Yeri gelmişken sorayım; Cumhuriyet’i kuran kadrolar, her şeye sıfırdan başlandığı söylemini niçin geliştirdiler? Bunu yaparken amaçları ne idi?

Hem işin doğasına ve hem de tarihsel ve toplumsal gerçekliğe aykırı olmasına rağmen, Cumhuriyet’i kuran kadrolar kendilerini geçmişle irtibatsız göstermeye özel çaba sarf ettiler. Niçin? Çok önemli ve aynı oranda da kapsamlı cevabı gerektiren bir soru. Bu soru birçok açıdan cevaplanabilir. Ben bunlar açısından özellikle bir noktayı dikkate alarak cevap vermek istiyorum. Bunu önemsiyorum çünkü söz konusu soruya verilen cevaplarda bunun dikkate alınmadığını veya dikkate almaktan özellikle kaçınıldığını görüyorum. Hâlbuki bu durum, diğerlerinden daha önemsiz değildir. Kemalist liderler fikir ve uygulamalarını geçmişle irtibatsız göstermeye özel bir çaba sarf ettiler, çünkü idealleştirdikleri ve topluma dayattıkları değişim projelerinin, fikirlerin kısmen egemen olduğu veya uygulamaya aktarıldığı Osmanlı’nın son çeyreğinde nelere yol açtığını bizzat yaşayarak görmüşlerdi. Özellikle İstanbul merkezli olarak 20. yüzyılın ilk çeyreğinde yaşananlar, Batılılaşma projesinin sebep olduğu bireysel ve toplumsal problemleri, akıl tutulmalarını, yozlaşma ve bozulmayı olanca açıklığıyla gözler önüne sermişti. Ancak buna rağmen Batılılaşmaya iman etmiş kadrolar, imanlarını terk etmediler. Niçin? Bu çok daha başka bağlamlarda dikkate alınması gereken bir sorudur. Yine asıl sorumuza ve cevabına dönecek olursak, normal şartlarda Osmanlı’nın son yirmi beş yılında İstanbul, Selanik gibi kozmopolit şehirlerde yaşananlara rağmen Batılılaşma projelerini aynen devralıp devam ettirmenin kabul edilebilir bir tarafı bulunmamaktadır. Ancak öyle olmamış, yaşananlardan ders almak yerine, Batılılaşma projeleri daha radikal boyutlarda devam ettirilmiştir. Kanaatimizce, Kemalist kadrolar ‘milat’ anlayışı ile hem kendilerine istedikleri gibi hareket edebilecekleri yeni bir alan açmışlar ve hem de tarihsel sürekliliği gizleyip göstermeyerek, düşünce ve uygulamalarının sebep olacağı kuvvetle muhtemel bireysel ve toplumsal problemlere, akıl tutulmalarına, yozlaşma ve bozulmalara yönelik tepkileri düşük düzeyde tutmayı amaçlamışlardır.

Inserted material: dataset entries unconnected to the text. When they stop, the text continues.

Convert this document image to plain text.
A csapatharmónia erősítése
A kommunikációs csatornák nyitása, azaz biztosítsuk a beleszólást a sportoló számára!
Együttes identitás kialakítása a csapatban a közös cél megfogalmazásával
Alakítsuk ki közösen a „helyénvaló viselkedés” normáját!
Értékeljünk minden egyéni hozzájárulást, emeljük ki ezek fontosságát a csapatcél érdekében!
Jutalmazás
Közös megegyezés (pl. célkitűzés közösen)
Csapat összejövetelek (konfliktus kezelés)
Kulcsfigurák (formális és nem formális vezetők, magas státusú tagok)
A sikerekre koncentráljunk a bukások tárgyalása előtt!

Bu aşamada Lozan’ı sormak istiyorum. Lozan bir başlangıç veya daha doğru ifadeyle bir eşik mi? Eğer eşik ise neyin eşiği?

Hiç kuşku yok ki Lozan bir sürecin son aşaması değil, planlanan yeni bir sürecin ilk aşamasıdır. Eğer Lozan’ı savaşlarla dolu geçmişin sonlandırıldığı bir an olarak değerlendirirsek gerçekten uzaklaşır ve kar zarar hesabı yaparız. Bu yapılmıştır da. Birinci Meclis’teki birçok milletvekilinin Lozan’a itirazının arkasında bu vardır. Onlar, savaşın galibi olarak masaya oturan Türkiye’nin savaşın mağlubu muamelesi gördüğü itirazında bulunmuşlardır. Bu elbette ki gelinen aşamada önemli bir itirazdır, söz konusu milletvekillerinin fark edemedikleri, Lozan’ın bir inşa sürecinin başlangıcı veya daha doğru ifadeyle bir inşanın projesi olmasıdır. Şunu rahatlıkla söylemek mümkündür: Lozan, kadim değerlerinden koparılmış, toplumsal tecrübeleri yok sayılmış, her şeyi ile yeniden kurgulanmış bir topluma biçilen siyasal, kültürel, düşünsel, ekonomik elbisenin ölçülerinin belirlenip karara bağlandığı bir aşamanın ismi olarak anlam kazanmaktadır.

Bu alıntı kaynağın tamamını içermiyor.